AI spans everything from simple linear regression to the state-of-the-art large language models. But as Sahar raised: what matters is fit-for-purpose. Simple and explainable often beats complex and accurate. Again, RE comes in with structured approaches to reason about quality trade-offs. Apart from accuracy, selecting which enabling AI technology to rely on depends on qualities such as scalability, maintainability, and simplicity. Trade-offs everywhere!

We acknowledge Sahar’s point about balancing conservative Excel loyalists and overly optimistic AI enthusiasts. Overcoming organizational inertia can be tougher than solving technical issues. In our case, we partly dodged the challenge as the tool operated quietly in the background. Users didn’t need to learn how to use it. They just had to live with the output – this simplified adoption.

Her Excel warning connects to another insight from our study. Tools shape processes. But that influence can also be used for good. Our tool deployment sparked conversations about the bug triage process. This first led to better process awareness and later catalyzed small but meaningful process improvements.

Enabling the change

If your careful RE work concludes that an AI-powered solution is indeed the way forward, how do you facilitate adoption? We wrap up with a few hands-on recommendations.

As Sahar pointed out, accuracy and trust are tightly connected. Low accuracy – especially worse than human performance – is often a showstopper. But what counts as good enough can vary. RE needed again! We used QUPER[1] ^[1] to structure conversations about quality levels [3]. Like when AI-assignments become merely useful, and when they start to truly differentiate. This helped us understand the accuracy expectations across different teams.

What is QUPER?

The QUPER model supports reasoning about perceived value as quality improves. A core aspect is its non-linear view of quality benefits.

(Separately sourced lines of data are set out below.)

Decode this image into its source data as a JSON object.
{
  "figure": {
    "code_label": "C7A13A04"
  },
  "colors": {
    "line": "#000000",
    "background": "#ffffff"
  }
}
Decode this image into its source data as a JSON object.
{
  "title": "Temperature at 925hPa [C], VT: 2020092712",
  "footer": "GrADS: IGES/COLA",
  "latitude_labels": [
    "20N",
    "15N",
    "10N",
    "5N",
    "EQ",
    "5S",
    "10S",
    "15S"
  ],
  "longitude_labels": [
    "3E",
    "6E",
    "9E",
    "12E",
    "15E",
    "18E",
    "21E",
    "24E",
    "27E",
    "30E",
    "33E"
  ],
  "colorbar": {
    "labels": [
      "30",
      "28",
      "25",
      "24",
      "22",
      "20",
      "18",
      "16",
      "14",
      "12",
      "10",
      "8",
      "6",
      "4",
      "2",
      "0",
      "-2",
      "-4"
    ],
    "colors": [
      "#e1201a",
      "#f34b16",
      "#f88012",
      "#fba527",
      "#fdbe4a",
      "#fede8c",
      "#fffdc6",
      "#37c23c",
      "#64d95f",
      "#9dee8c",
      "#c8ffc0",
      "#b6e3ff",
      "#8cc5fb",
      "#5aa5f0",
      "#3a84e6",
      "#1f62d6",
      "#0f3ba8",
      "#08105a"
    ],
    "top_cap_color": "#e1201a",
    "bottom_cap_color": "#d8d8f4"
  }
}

QUPER models this using three breakpoints: utility (users recognize value), differentiation (the solution starts standing out), and saturation (beyond which higher quality adds little value).

For the bug assignment tool, the practical solution was to set different confidence thresholds for different teams. Some were fine with a few wrong assignments. Others wanted the ML model to stay in decision-support mode unless it was really confident. Avoiding a one-size-fits-all approach was a key success factor.

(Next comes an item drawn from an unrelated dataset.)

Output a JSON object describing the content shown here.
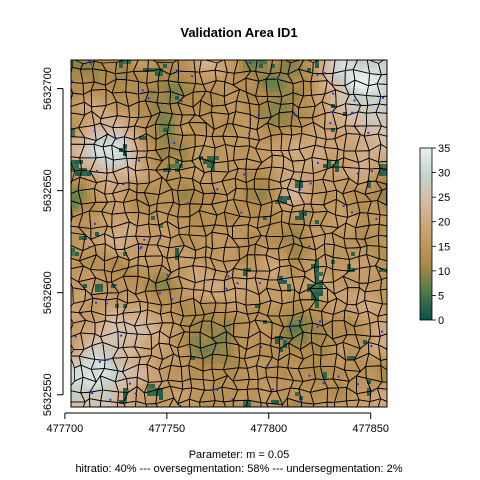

To overcome inertia, we found that people matter just as much as ML models. We succeeded by identifying three types of supporters:

• Champions advocating for the tool.
• Diplomats navigating various stakeholder concerns.
• Early adopters willing to experiment.

When these roles worked closely with the development team, early versions could be tested in safe environments. This enabled iterative tool development with gradually improved accuracy and new features. With integrated RE as part of the cycles of course.

Finally, also related to inertia mitigation, internal training helped align expectations. AI triggers very different mental models. A shared understanding of what the tool does – and doesn’t – is essential for successful adoption.

Have you tried increasing automation in a software engineering task? Was AI an enabling technology? If it worked, chances are you had some solid RE activities behind it. If it didn’t – well, you know what we’d recommend.

References

• [1] L. Bainbridge. Ironies of Automation, Automatica, 19, 6 (1983).
• [2] M. Borg, L. Jonsson, E. Engström, B. Bartalos, and A. Szabó. Adopting Automated Bug Assignment in Practice — A Longitudinal Case Study at Ericsson, Empirical Software Engineering, 29, 126 (2024).
• [3] B. Regnell, R. Berntsson Svensson, and T. Olsson. Supporting Roadmapping of Quality Requirements, IEEE Software, 25, 2 (2008).